12 months in oak. Schisty soil at 30hl/ha yields. Skin maceration during 24 hours and alcoholic fermentation at low temperature.
Comments: Interesting to see how 10% of Grenache can give so much of that oxidised aroma.
Château des Marres (Red) 2007 Prestige, 13.5%, 50% Syrah, 25% Grenache, 25% Cinsault, , Côtes de Provence(locatednear the coast of St-Tropez) , €15
Deep purple colour. The nose is light cedar, soy, earth, undergrowth, light currants, slight lift and liquorice. The palate is med(+) alcohol, acid and full tannins, grainy texture, long length, dark herbs, thyme.
The soil is sand, clay and schist.
Comments: It always fascinates me that schist soil imparts a sort of heavy, herb like character to the wine aroma and also the texture is grainy.
Château St Baillon (Red) 2004 L’oppidum, 12.5%, 95% Grenache, 5% Syrah, Côtes de Provence, €23
Deep garnet colour. Earthy aroma, lead, soy, aniseed, spicy, slight oxidised character. On the palate, med(+) alch and acid, med tannins, slight velvety texture, aniseed, herbs, med(+) length, earthy.
The soil is rock, clay, limestone with a subsoil of blue marl from the secondary Jurassic period.
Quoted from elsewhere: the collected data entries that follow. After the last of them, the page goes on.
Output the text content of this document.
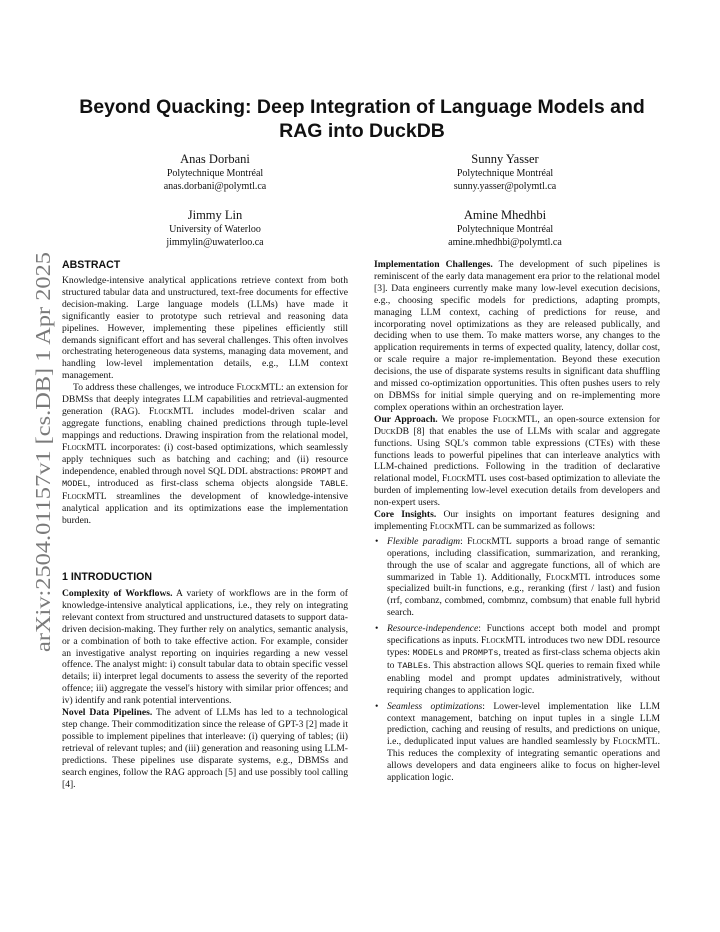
arXiv:2504.01157v1 [cs.DB] 1 Apr 2025
Beyond Quacking: Deep Integration of Language Models and RAG into DuckDB
Anas Dorbani
Polytechnique Montréal
anas.dorbani@polymtl.ca
Sunny Yasser
Polytechnique Montréal
sunny.yasser@polymtl.ca
Jimmy Lin
University of Waterloo
jimmylin@uwaterloo.ca
Amine Mhedhbi
Polytechnique Montréal
amine.mhedhbi@polymtl.ca
ABSTRACT

Knowledge-intensive analytical applications retrieve context from both structured tabular data and unstructured, text-free documents for effective decision-making. Large language models (LLMs) have made it significantly easier to prototype such retrieval and reasoning data pipelines. However, implementing these pipelines efficiently still demands significant effort and has several challenges. This often involves orchestrating heterogeneous data systems, managing data movement, and handling low-level implementation details, e.g., LLM context management.

To address these challenges, we introduce FlockMTL: an extension for DBMSs that deeply integrates LLM capabilities and retrieval-augmented generation (RAG). FlockMTL includes model-driven scalar and aggregate functions, enabling chained predictions through tuple-level mappings and reductions. Drawing inspiration from the relational model, FlockMTL incorporates: (i) cost-based optimizations, which seamlessly apply techniques such as batching and caching; and (ii) resource independence, enabled through novel SQL DDL abstractions: PROMPT and MODEL, introduced as first-class schema objects alongside TABLE. FlockMTL streamlines the development of knowledge-intensive analytical application and its optimizations ease the implementation burden.

1 INTRODUCTION

Complexity of Workflows. A variety of workflows are in the form of knowledge-intensive analytical applications, i.e., they rely on integrating relevant context from structured and unstructured datasets to support data-driven decision-making. They further rely on analytics, semantic analysis, or a combination of both to take effective action. For example, consider an investigative analyst reporting on inquiries regarding a new vessel offence. The analyst might: i) consult tabular data to obtain specific vessel details; ii) interpret legal documents to assess the severity of the reported offence; iii) aggregate the vessel's history with similar prior offences; and iv) identify and rank potential interventions.

Novel Data Pipelines. The advent of LLMs has led to a technological step change. Their commoditization since the release of GPT-3 [2] made it possible to implement pipelines that interleave: (i) querying of tables; (ii) retrieval of relevant tuples; and (iii) generation and reasoning using LLM-predictions. These pipelines use disparate systems, e.g., DBMSs and search engines, follow the RAG approach [5] and use possibly tool calling [4].

Implementation Challenges. The development of such pipelines is reminiscent of the early data management era prior to the relational model [3]. Data engineers currently make many low-level execution decisions, e.g., choosing specific models for predictions, adapting prompts, managing LLM context, caching of predictions for reuse, and incorporating novel optimizations as they are released publically, and deciding when to use them. To make matters worse, any changes to the application requirements in terms of expected quality, latency, dollar cost, or scale require a major re-implementation. Beyond these execution decisions, the use of disparate systems results in significant data shuffling and missed co-optimization opportunities. This often pushes users to rely on DBMSs for initial simple querying and on re-implementing more complex operations within an orchestration layer.

Our Approach. We propose FlockMTL, an open-source extension for DuckDB [8] that enables the use of LLMs with scalar and aggregate functions. Using SQL's common table expressions (CTEs) with these functions leads to powerful pipelines that can interleave analytics with LLM-chained predictions. Following in the tradition of declarative relational model, FlockMTL uses cost-based optimization to alleviate the burden of implementing low-level execution details from developers and non-expert users.

Core Insights. Our insights on important features designing and implementing FlockMTL can be summarized as follows:

• Flexible paradigm: FlockMTL supports a broad range of semantic operations, including classification, summarization, and reranking, through the use of scalar and aggregate functions, all of which are summarized in Table 1). Additionally, FlockMTL introduces some specialized built-in functions, e.g., reranking (first / last) and fusion (rrf, combanz, combmed, combmnz, combsum) that enable full hybrid search.
• Resource-independence: Functions accept both model and prompt specifications as inputs. FlockMTL introduces two new DDL resource types: MODELs and PROMPTs, treated as first-class schema objects akin to TABLEs. This abstraction allows SQL queries to remain fixed while enabling model and prompt updates administratively, without requiring changes to application logic.
• Seamless optimizations: Lower-level implementation like LLM context management, batching on input tuples in a single LLM prediction, caching and reusing of results, and predictions on unique, i.e., deduplicated input values are handled seamlessly by FlockMTL. This reduces the complexity of integrating semantic operations and allows developers and data engineers alike to focus on higher-level application logic.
The vineyard is around 22 years old. Harvesting is by hand with small trays. The grape are de-stemmed and crushed. Fermentation takes place at 30° Celsius with frequent pumping over. Wine macerated a few weeks on its skins after fermentation and before being racked. The wine is aged in oak barrels (10% new ) for 20 to 22 months and bottled after being racked. Released four years after bottling.
Domaine St-Pierre 2009, Portes de méditerrnen, 14.5% (Is grown on Côtes de Provence soil but is considered a Vin de Pays wine as it is sweet /moelleux), €12
Pale yellow colour. Light honey nose, pineapples, lifted notes, candied mangoes, complex caramel. Med(+) acid on the palate and med(-) sweet/slightly sweeter than off-dry, med(+) alcohol, slight cedary back palate, med(+) length, light canned pineapples.
Comments: A very unique wine. I was told the wine was made by the same winemaker as Clos Cassivet. I never tasted a wine like this before with this sort of flavour-profile.